Um die Versorgungssicherheit in Deutschland zu gewährleisten, hat die Bundesregierung die Treuhandverwaltung der Gazprom Germania längerfristig abgesichert, durch Überführung der bisherigen Treuhand nach Außenwirtschaftsrecht in eine Treuhand nach dem Energiesicherungsgesetz. Zugleich hat die Bundesregierung das durch Sanktionen von russischer Seite ins Straucheln geratene Unternehmen über ein Darlehen in einem Umfang von 9-10 Mrd. Euro vor der Insolvenz bewahrt. Mit diesem Vorgehen behält die Bundesregierung den Einfluss auf diesen Teil der kritischen Energieinfrastruktur und verhindert eine Gefährdung der Energiesicherheit. Die Pressemitteilung der Bundesregierung hierzu finden Sie . Nähere Informationen und eine FAQ-Liste finden Sie hier.
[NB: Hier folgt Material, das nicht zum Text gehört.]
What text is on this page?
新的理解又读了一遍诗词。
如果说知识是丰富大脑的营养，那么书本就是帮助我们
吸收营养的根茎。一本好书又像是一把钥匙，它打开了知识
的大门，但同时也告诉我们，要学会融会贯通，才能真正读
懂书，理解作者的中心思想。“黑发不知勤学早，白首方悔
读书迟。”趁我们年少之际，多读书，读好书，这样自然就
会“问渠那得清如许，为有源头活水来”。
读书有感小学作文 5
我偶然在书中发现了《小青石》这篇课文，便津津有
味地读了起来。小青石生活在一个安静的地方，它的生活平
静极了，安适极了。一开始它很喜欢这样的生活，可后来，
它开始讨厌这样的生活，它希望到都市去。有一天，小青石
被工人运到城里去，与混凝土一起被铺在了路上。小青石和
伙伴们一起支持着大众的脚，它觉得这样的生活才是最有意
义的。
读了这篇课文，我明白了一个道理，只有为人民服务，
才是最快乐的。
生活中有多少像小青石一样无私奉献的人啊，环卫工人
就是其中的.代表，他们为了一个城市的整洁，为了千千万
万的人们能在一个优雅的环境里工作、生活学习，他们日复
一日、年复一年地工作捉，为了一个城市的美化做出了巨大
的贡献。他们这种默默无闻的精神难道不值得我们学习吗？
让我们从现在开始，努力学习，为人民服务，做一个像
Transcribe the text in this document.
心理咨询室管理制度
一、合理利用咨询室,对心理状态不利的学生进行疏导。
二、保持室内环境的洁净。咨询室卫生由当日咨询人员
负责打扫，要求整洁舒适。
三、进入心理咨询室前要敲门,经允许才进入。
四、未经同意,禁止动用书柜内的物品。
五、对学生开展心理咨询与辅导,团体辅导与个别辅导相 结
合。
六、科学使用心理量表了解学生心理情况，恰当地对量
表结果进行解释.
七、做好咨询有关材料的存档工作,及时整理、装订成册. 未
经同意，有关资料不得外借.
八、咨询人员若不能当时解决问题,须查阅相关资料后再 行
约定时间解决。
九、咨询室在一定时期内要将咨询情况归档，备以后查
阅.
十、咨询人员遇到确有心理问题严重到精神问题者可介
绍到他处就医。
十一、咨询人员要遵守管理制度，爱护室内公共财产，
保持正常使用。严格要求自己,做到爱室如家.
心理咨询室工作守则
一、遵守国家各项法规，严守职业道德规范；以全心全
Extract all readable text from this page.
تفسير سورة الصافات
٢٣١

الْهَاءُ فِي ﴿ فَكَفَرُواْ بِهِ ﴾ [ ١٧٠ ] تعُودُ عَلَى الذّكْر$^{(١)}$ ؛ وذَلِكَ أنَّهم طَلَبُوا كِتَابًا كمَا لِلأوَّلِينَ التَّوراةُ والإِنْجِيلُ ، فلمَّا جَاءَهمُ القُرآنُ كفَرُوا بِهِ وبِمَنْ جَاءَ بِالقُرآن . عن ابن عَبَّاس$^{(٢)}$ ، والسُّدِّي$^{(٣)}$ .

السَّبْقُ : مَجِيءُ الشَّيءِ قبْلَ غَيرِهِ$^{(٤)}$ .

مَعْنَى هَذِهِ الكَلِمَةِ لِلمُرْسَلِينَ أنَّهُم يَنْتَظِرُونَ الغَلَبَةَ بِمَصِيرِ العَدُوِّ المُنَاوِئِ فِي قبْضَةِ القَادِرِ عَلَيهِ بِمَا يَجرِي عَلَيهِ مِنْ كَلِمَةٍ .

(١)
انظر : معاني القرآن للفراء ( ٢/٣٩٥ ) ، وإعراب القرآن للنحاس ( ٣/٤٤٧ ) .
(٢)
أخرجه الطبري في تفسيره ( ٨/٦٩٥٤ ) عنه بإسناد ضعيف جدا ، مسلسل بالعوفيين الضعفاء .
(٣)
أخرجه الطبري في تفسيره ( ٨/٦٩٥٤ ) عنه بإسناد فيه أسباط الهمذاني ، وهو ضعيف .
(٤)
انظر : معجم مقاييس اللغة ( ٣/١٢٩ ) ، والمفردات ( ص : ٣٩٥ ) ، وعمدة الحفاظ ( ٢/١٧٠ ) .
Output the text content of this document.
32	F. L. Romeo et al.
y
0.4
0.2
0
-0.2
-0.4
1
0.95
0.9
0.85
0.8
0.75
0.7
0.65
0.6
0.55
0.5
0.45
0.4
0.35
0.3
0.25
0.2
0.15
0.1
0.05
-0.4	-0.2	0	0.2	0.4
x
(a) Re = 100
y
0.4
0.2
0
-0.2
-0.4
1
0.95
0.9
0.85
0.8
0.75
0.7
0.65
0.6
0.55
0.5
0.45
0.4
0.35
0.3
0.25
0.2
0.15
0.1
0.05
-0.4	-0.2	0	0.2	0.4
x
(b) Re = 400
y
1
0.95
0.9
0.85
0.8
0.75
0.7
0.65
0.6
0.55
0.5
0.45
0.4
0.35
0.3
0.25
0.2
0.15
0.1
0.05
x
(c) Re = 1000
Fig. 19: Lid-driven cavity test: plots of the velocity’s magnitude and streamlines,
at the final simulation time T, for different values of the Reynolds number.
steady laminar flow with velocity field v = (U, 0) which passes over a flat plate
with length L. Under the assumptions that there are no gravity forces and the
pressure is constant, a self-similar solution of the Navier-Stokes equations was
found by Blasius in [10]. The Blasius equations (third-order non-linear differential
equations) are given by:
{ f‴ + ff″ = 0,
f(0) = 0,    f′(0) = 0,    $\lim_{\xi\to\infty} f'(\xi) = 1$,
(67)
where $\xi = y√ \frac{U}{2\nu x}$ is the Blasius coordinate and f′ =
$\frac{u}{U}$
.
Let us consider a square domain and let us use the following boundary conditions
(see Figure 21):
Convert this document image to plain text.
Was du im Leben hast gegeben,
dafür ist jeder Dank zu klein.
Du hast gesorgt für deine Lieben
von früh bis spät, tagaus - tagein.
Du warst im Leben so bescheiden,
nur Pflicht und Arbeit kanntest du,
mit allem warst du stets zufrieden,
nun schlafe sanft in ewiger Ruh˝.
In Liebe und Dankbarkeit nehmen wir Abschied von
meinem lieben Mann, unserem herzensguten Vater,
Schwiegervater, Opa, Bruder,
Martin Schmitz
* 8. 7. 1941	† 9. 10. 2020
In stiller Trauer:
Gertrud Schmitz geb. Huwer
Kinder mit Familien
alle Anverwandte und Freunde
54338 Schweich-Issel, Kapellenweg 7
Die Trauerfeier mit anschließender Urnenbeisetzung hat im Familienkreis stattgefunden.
7. Schutz von energie- und handelsintensiven Unternehmen

Um energie- und handelsintensive Unternehmen, die besonders von Erdgas- und Strompreisanstiegen betroffen sind, zu unterstützen, ist ein viertes Programm im Rahmen des Schutzschildes für vom Ukraine-Krieg betroffene Unternehmen auf der Zielgraden. Es ergänzt die drei bereits angelaufenen Unterstützungsmaßnahmen bestehend aus KfW-Krediten, dem Sonderbürgschaftsprogram und dem Margining-Absicherungsinstrument. Dieses vierte Programm zur temporären Kostendämpfung ermöglicht einen zeitlich befristeten und eng umgrenzten Kostenzuschusses ohne Rückzahlungspflicht. Die erforderliche beihilferechtliche Genehmigung wird in Kürze erwartet, entsprechend ist mit dem Start der Antragstellung in den kommenden Wochen zu rechnen.